Geography and topography are also complicating factors. The upland forest ecosystem on Green’s property in the Florida Panhandle, also known as a pine flatwood, is, well, flat, which makes fire easier to control. Most of the terrain in need of burning in California is steep and mountainous. Just like a flame creeps up a matchstick when lighting a candle, the flames from a prescribed burn will race uphill. Keeping a fire under control in such an environment requires back-breaking effort. For much of Florida, a peninsula with the Gulf of Mexico to its west and the Atlantic Ocean to its east, a steady breath of wind blows most smoke produced during prescribed fires out to sea. In the mountainous West, smoke from prescribed fires can settle into valleys, choking residents for days or weeks.

For some of these reasons, getting permits for prescribed fire in the West can be prohibitively expensive. In California, an air quality permit can range from under $40 to as high as $1,250. To burn during the fire season—from May through October—you also need a permit from the California Department of Forestry and Fire Protection, or Cal Fire. For a 300-acre burn, Cal Fire might require three fire engines and for as many as 30 people to be on-site. Lenya Quinn-Davidson, an area fire adviser for the University of California Cooperative Extension, said that, apart from being maddening to organize, this can add up to thousands of dollars a day.

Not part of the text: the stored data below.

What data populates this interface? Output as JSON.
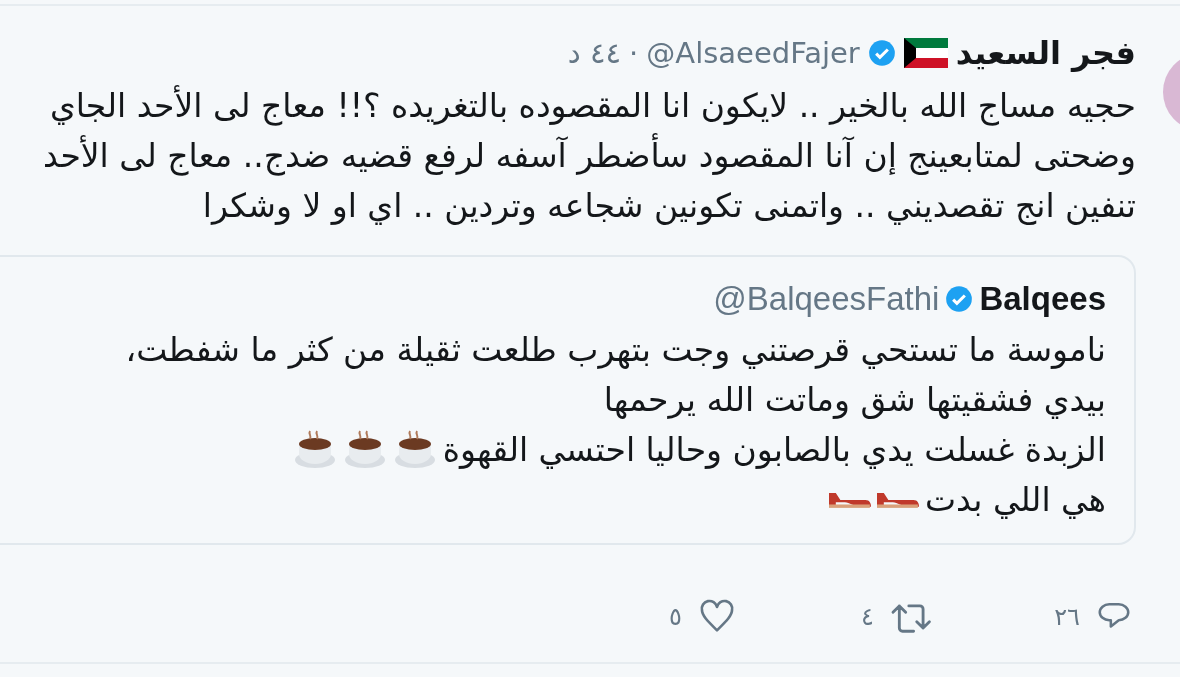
{
  "tweet": {
    "author": {
      "name": "فجر السعيد",
      "handle": "@AlsaeedFajer",
      "verified": true
    },
    "separator": "·",
    "time": "٤٤ د",
    "text_lines": [
      "حجيه مساج الله بالخير .. لايكون انا المقصوده بالتغريده ؟!! معاج لى الأحد الجاي",
      "وضحتى لمتابعينج إن آنا المقصود سأضطر آسفه لرفع قضيه ضدج.. معاج لى الأحد",
      "تنفين انج تقصديني .. واتمنى تكونين شجاعه وتردين .. اي او لا وشكرا"
    ],
    "quote": {
      "author": {
        "name": "Balqees",
        "handle": "@BalqeesFathi",
        "verified": true
      },
      "lines": [
        {
          "text": "ناموسة ما تستحي قرصتني وجت بتهرب طلعت ثقيلة من كثر ما شفطت،",
          "kind": "plain"
        },
        {
          "text": "بيدي فشقيتها شق وماتت الله يرحمها",
          "kind": "plain"
        },
        {
          "text": "الزبدة غسلت يدي بالصابون وحاليا احتسي القهوة",
          "kind": "coffees"
        },
        {
          "text": "هي اللي بدت",
          "kind": "heels"
        }
      ]
    },
    "actions": [
      {
        "kind": "reply",
        "count": "٢٦"
      },
      {
        "kind": "retweet",
        "count": "٤"
      },
      {
        "kind": "like",
        "count": "٥"
      }
    ]
  }
}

The biggest hurdle for those who want to burn in California is that firefighters have a near monopoly on prescribed fire, Quinn-Davidson said. “There’s a lot of ownership by the fire-suppression community over prescribed fire. It’s this culture of, ‘We’re the experts; we’re the only ones who know how to use it, and we’re the only ones who should use it.’ But they don’t have time to use it because they’re too busy fighting fires.”

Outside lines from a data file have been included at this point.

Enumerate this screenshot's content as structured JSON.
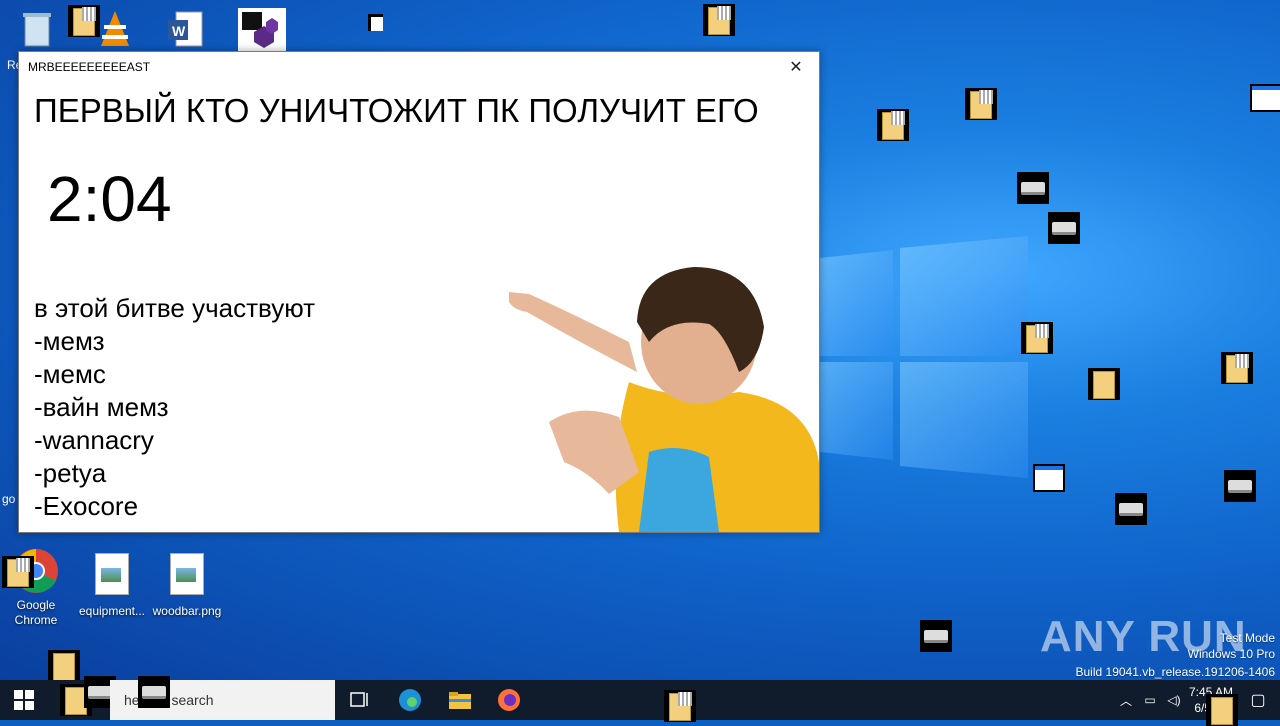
{
  "desktop": {
    "icons": [
      {
        "label": "Google Chrome"
      },
      {
        "label": "equipment..."
      },
      {
        "label": "woodbar.png"
      }
    ],
    "partial_labels": {
      "left_re": "Re",
      "left_go": "go"
    }
  },
  "window": {
    "title": "MRBEEEEEEEEEAST",
    "close_glyph": "✕",
    "headline": "ПЕРВЫЙ КТО УНИЧТОЖИТ ПК ПОЛУЧИТ ЕГО",
    "timer": "2:04",
    "participants_heading": "в этой битве участвуют",
    "participants": [
      "-мемз",
      "-мемс",
      "-вайн мемз",
      "-wannacry",
      "-petya",
      "-Exocore"
    ]
  },
  "taskbar": {
    "search_placeholder": "here to search",
    "clock_time": "7:45 AM",
    "clock_date": "6/5/20"
  },
  "watermark": {
    "brand": "ANY RUN",
    "line1": "Test Mode",
    "line2": "Windows 10 Pro",
    "line3": "Build 19041.vb_release.191206-1406"
  },
  "colors": {
    "accent": "#1a73e8",
    "taskbar": "#101b2b",
    "folder": "#f2d07e"
  }
}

In the Southeast, a coalition of prescribed fire councils, which bring together federal and state land managers, foresters, air quality regulators and private landowners, help advocate for prescribed fire in their states, and educate residents. Godwin, the University of Florida fire ecology expert, said prescribed fire councils help private property owners incorporate new fire science into their land management decisions. The Northern Florida Prescribed Fire Council helped advocate for Florida’s prescribed burn laws in the 1980s and '90s. In 2009, Quinn-Davidson formed the Northern California Prescribed Fire Council—the first in the West. Others have been following ever since. Oregon created one in 2014. Nevada in 2017.

The Northern California Prescribed Fire Council hosted the state's first training program in October 2013, at the Whiskeytown National Recreation Area. | Photo courtesy of Lenya Quinn-Davidson

Private land managers in California are slowly learning how to utilize prescribed fire within the confines of the state’s geographic guardrails. California’s strict air quality standards, once considered a major impediment to prescribed fire, have become less of a problem, as those who want to burn are building relationships with local air quality districts, and regulators realize that not allowing prescribed fire can make air quality even worse in the long run. For example, in November 2018, smoke from the Camp Fire poured into the San Francisco Bay Area. For a few days, air pollution levels were among the worst in the world.

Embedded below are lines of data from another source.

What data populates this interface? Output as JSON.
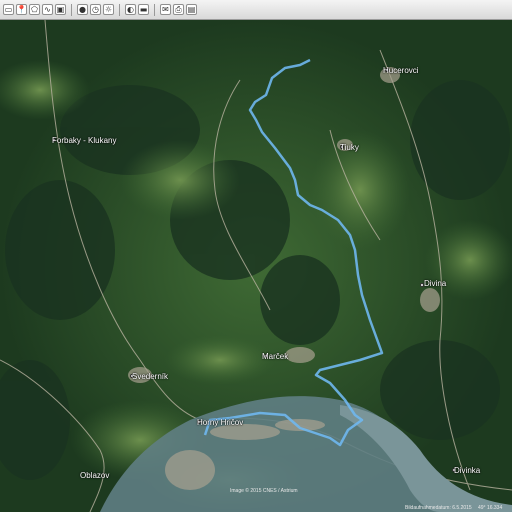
{
  "toolbar": {
    "buttons": [
      {
        "icon": "hide-sidebar-icon",
        "glyph": "▭"
      },
      {
        "icon": "placemark-icon",
        "glyph": "📍"
      },
      {
        "icon": "polygon-icon",
        "glyph": "⬠"
      },
      {
        "icon": "path-icon",
        "glyph": "∿"
      },
      {
        "icon": "image-overlay-icon",
        "glyph": "▣"
      },
      {
        "icon": "record-tour-icon",
        "glyph": "●"
      },
      {
        "icon": "historical-imagery-icon",
        "glyph": "◷"
      },
      {
        "icon": "sun-icon",
        "glyph": "☼"
      },
      {
        "icon": "planets-icon",
        "glyph": "◐"
      },
      {
        "icon": "ruler-icon",
        "glyph": "▬"
      },
      {
        "icon": "email-icon",
        "glyph": "✉"
      },
      {
        "icon": "print-icon",
        "glyph": "⎙"
      },
      {
        "icon": "save-image-icon",
        "glyph": "▤"
      }
    ]
  },
  "map": {
    "places": [
      {
        "name": "Hucerovci",
        "marker": true
      },
      {
        "name": "Tiuky",
        "marker": true
      },
      {
        "name": "Forbaky - Klukany",
        "marker": true
      },
      {
        "name": "Divina",
        "marker": true
      },
      {
        "name": "Marček",
        "marker": true
      },
      {
        "name": "Svederník",
        "marker": true
      },
      {
        "name": "Horný Hričov",
        "marker": true
      },
      {
        "name": "Oblazov",
        "marker": false
      },
      {
        "name": "Divinka",
        "marker": true
      }
    ],
    "route_color": "#6fb7ee",
    "river_color": "#6d8a8f",
    "attribution": "Image © 2015 CNES / Astrium",
    "status_date": "Bildaufnahmedatum: 6.5.2015",
    "status_coords": "49° 16.334"
  }
}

Last year, influenced by Florida’s prescribed burn law, California state legislators passed Senate Bill 1260, which mandates Cal Fire to create a training program for anyone who wants to become a “state-certified burn boss.” The law doesn’t provide complete liability protection the way that it does in the Southeast, but those who become certified will have the option to “share” liability with Cal Fire.

“The cool thing about this law is that it’s meant for people who aren’t professional firefighters,” said Quinn-Davidson, who is now on the team developing a curriculum for the new training program.“Cal Fire is uncomfortable with it, but it’s going to happen. We’re going to see people say, ‘Yeah, I’m a certified burn boss, and I never fought fires.’”

This article has been modified since publication.